Want to understand the madness surrounding City and the battle with Uefa over Financial Fair Play (FFP)? Here it is encapsulated in one match, a final that should be, more or less, a clash of equals.

Before Abu Dhabi began to artificially inflate City’s status with cash 12 years ago, these two clubs were more or less reflections of each other. Both had won one title, a continental trophy and the odd domestic cup or two in the post-war era and could point to a strong, loyal fanbase.

Villa were more competitive in the first 15 years of the Premier League and could boast about their 1981 European Cup win – as opposed to City’s Cup-Winners’ Cup success in 1970 – to justify their status. When City were bought by the Emirate in 2008, Villa were in the midst of a spending splurge of the own as Martin O’Neill and Randy Lerner tried to improve on a sequence of three six-place finishes in the league.

Lerner, the owner, had overstretched himself financially. As the American tightened his belt, a period of decline began. That, for most clubs, was the natural cycle of football history. Live beyond your means and you suffer for it. No one around the game needed lessons in FFP to understand that.

Something different was happening at the Etihad. The link between income and expenditure was severed. City never had to fear the consequences of overspending in the same manner as Lerner and Villa. What happened next crept up on football.

Like Villa, City were a biggish club, badly run. Then they got rich overnight. They became a power. It all seemed natural. People stopped sniggering at them and they began winning. Their unnatural expansion was normalised over the course of a decade and it takes this final against Villa – a club that should naturally be in City’s peer group – to see how absolutely abnormal the situation has become.

Pep Guardiola’s team are regarded as a global power. They defeated Real Madrid 2-1 in the Spanish side’s own backyard this week. Winning merely the League Cup would represent a poor campaign for last season’s champions. Guardiola would scrap this competition in the blink of an eye.
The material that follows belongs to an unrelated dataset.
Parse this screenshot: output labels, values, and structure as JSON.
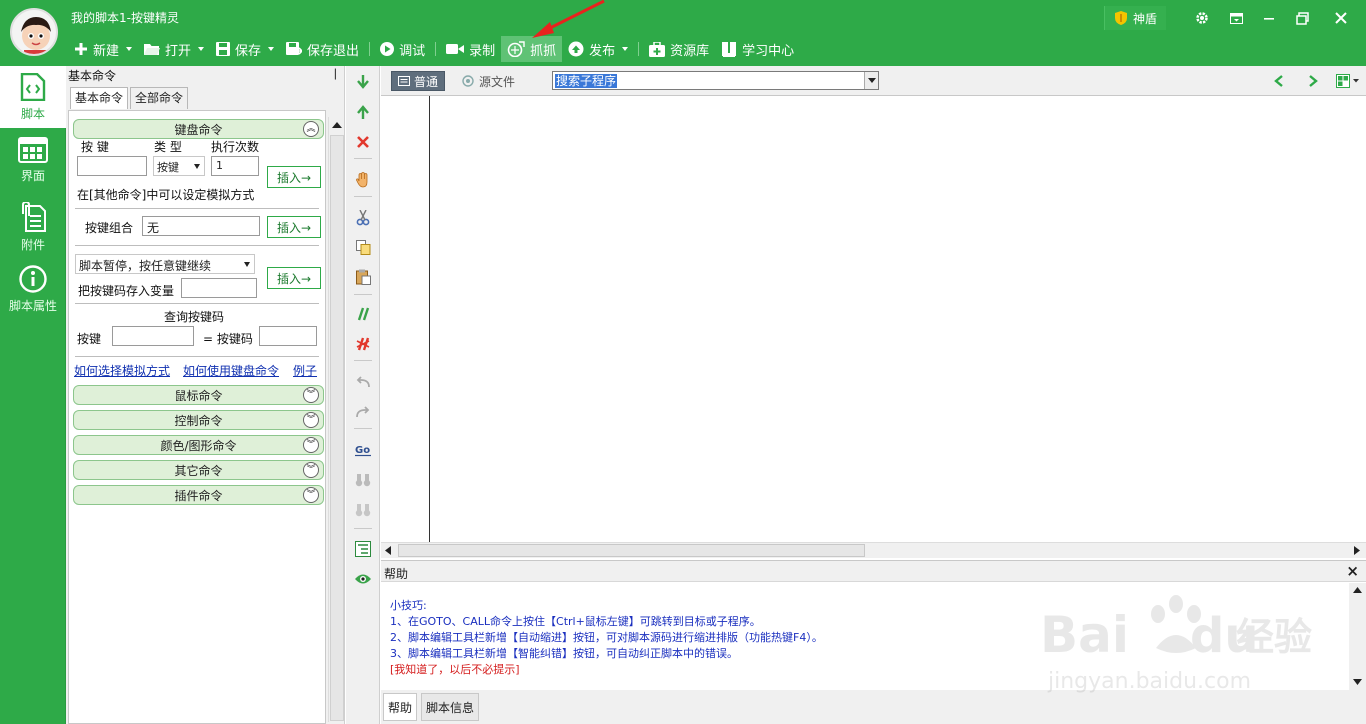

It means nothing to him or his club.

If Villa overcome the odds at Wembley tomorrow, it will be a massive cause for celebration in north Birmingham, the same way it would have been in east Manchester had City had won this cup 15 years ago. Looking at these two clubs explains the impact financial doping has had in the sport. It is unhealthy. And City fans who are steadfast in their fight against Uefa and anyone who dares to say anything critical about their club would be squealing like pigs if the positions were reversed.

It is bad enough that the elite teams are increasingly putting distance between themselves and their less affluent rivals despite the FFP rules. If, as Uefa contend, City were falsely augmenting their income to widen the gap with the likes of Villa it makes a mockery of the notion of competition. That is dangerous.

A huge victory for Guardiola’s team in the style of their 6-0 FA Cup final rout of Watford in May would not only take away any sense of occasion from the Football League’s showpiece but renew the calls for the tournament to be scrapped. The reputation of the domestic cups is being chipped away on a daily basis. Who will benefit from the downgrading of these competitions? Those who would rather play Real on a regular basis than Villa.

Dean Smith’s team are unlikely to know it but they are fighting for the integrity of English football. Victory for Villa might – it is a remote chance – for a time keep those with bulging pocketbooks and boundless ambition from destroying the fabric of the game in this country for the sake of swelling profits..

They say bookies are never wrong but something is very askew when the odds between two teams in the same division are so unbalanced. City and Villa should be close but their routes diverged more than a decade ago when the Etihad was released from the ramifications of overspending. Looking at where we are now, it seems clear that football has gone down the wrong path.